Understanding Your Pool Chemistry
Pool chemistry sounds intimidating, but it boils down to a few key numbers. Get these right, and your pool stays clear. Let them drift, and you’ll be fighting algae, cloudy water, or worse.
The Big Three
Free Chlorine (FC): 2–4 ppm
Chlorine is your sanitizer. It kills bacteria, algae, and anything else you don’t want growing in your water. “Free” chlorine is the active, working chlorine — not the stuff that’s already been used up.
- Too low: Algae and bacteria thrive. Green water incoming.
- Too high: Skin and eye irritation, bleached swimsuits.
pH: 7.4–7.6
pH measures how acidic or basic your water is.

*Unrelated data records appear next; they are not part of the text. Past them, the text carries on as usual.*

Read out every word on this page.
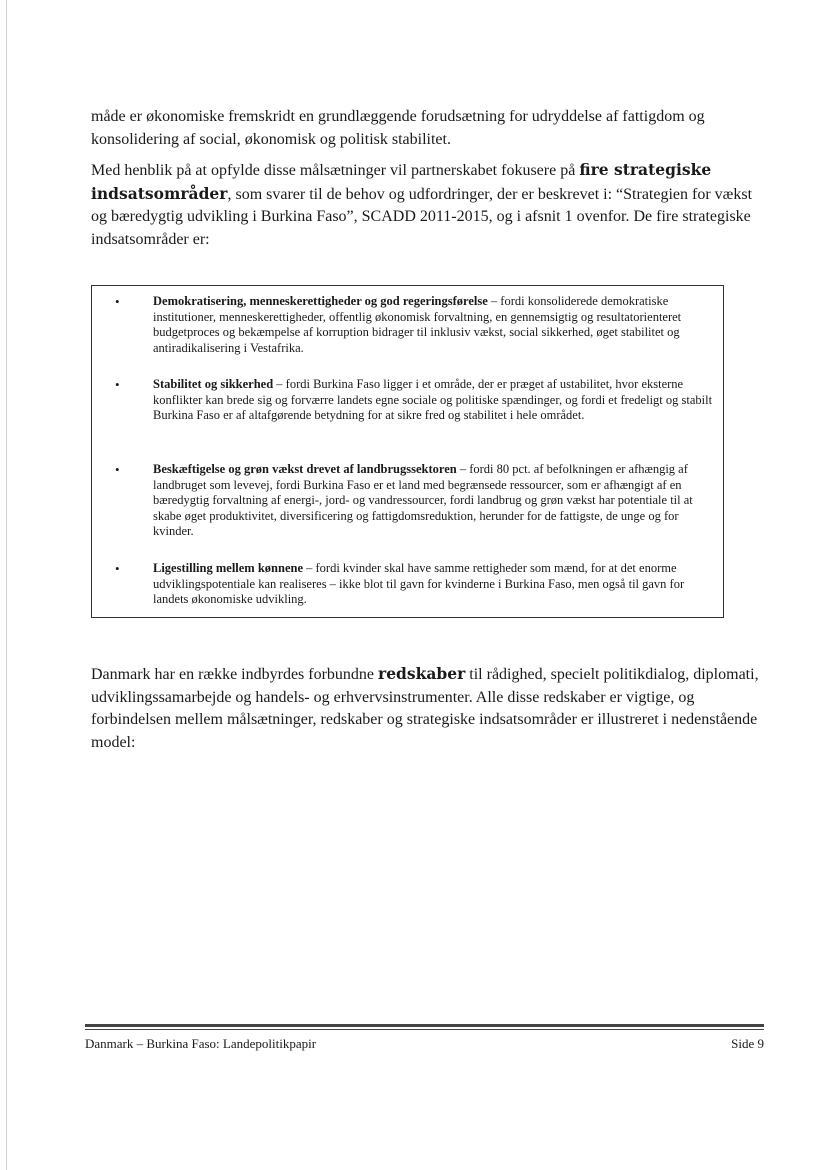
måde er økonomiske fremskridt en grundlæggende forudsætning for udryddelse af fattigdom og konsolidering af social, økonomisk og politisk stabilitet.

Med henblik på at opfylde disse målsætninger vil partnerskabet fokusere på fire strategiske indsatsområder, som svarer til de behov og udfordringer, der er beskrevet i: “Strategien for vækst og bæredygtig udvikling i Burkina Faso”, SCADD 2011-2015, og i afsnit 1 ovenfor. De fire strategiske indsatsområder er:

•	Demokratisering, menneskerettigheder og god regeringsførelse – fordi konsoliderede demokratiske institutioner, menneskerettigheder, offentlig økonomisk forvaltning, en gennemsigtig og resultatorienteret budgetproces og bekæmpelse af korruption bidrager til inklusiv vækst, social sikkerhed, øget stabilitet og antiradikalisering i Vestafrika.
•	Stabilitet og sikkerhed – fordi Burkina Faso ligger i et område, der er præget af ustabilitet, hvor eksterne konflikter kan brede sig og forværre landets egne sociale og politiske spændinger, og fordi et fredeligt og stabilt Burkina Faso er af altafgørende betydning for at sikre fred og stabilitet i hele området.
•	Beskæftigelse og grøn vækst drevet af landbrugssektoren – fordi 80 pct. af befolkningen er afhængig af landbruget som levevej, fordi Burkina Faso er et land med begrænsede ressourcer, som er afhængigt af en bæredygtig forvaltning af energi-, jord- og vandressourcer, fordi landbrug og grøn vækst har potentiale til at skabe øget produktivitet, diversificering og fattigdomsreduktion, herunder for de fattigste, de unge og for kvinder.
•	Ligestilling mellem kønnene – fordi kvinder skal have samme rettigheder som mænd, for at det enorme udviklingspotentiale kan realiseres – ikke blot til gavn for kvinderne i Burkina Faso, men også til gavn for landets økonomiske udvikling.

Danmark har en række indbyrdes forbundne redskaber til rådighed, specielt politikdialog, diplomati, udviklingssamarbejde og handels- og erhvervsinstrumenter. Alle disse redskaber er vigtige, og forbindelsen mellem målsætninger, redskaber og strategiske indsatsområder er illustreret i nedenstående model:

Danmark – Burkina Faso: Landepolitikpapir	Side 9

It directly affects how well your chlorine works.
- Too low (acidic): Corrodes equipment, etches plaster, irritates skin.
- Too high (basic): Chlorine becomes ineffective, water gets cloudy, scale forms.
Total Alkalinity (TA): 80–120 ppm
Alkalinity acts as a buffer for pH. If alkalinity is in range, pH stays more stable.
- Too low: pH bounces around wildly.
- Too high: pH drifts up, water clouds, scale forms.
Central Texas Specifics
Our tap water runs hard — high calcium and high alkalinity. You’ll typically need to:
- Add muriatic acid regularly to control pH and TA
- Watch calcium hardness (aim for 200–400 ppm)
- Be aware that evaporation concentrates minerals — top off with fresh water regularly
Testing
Get a good liquid test kit (Taylor K-2006 is the gold standard) or reliable test strips. Test at least weekly, more often after heavy rain, parties, or extreme heat.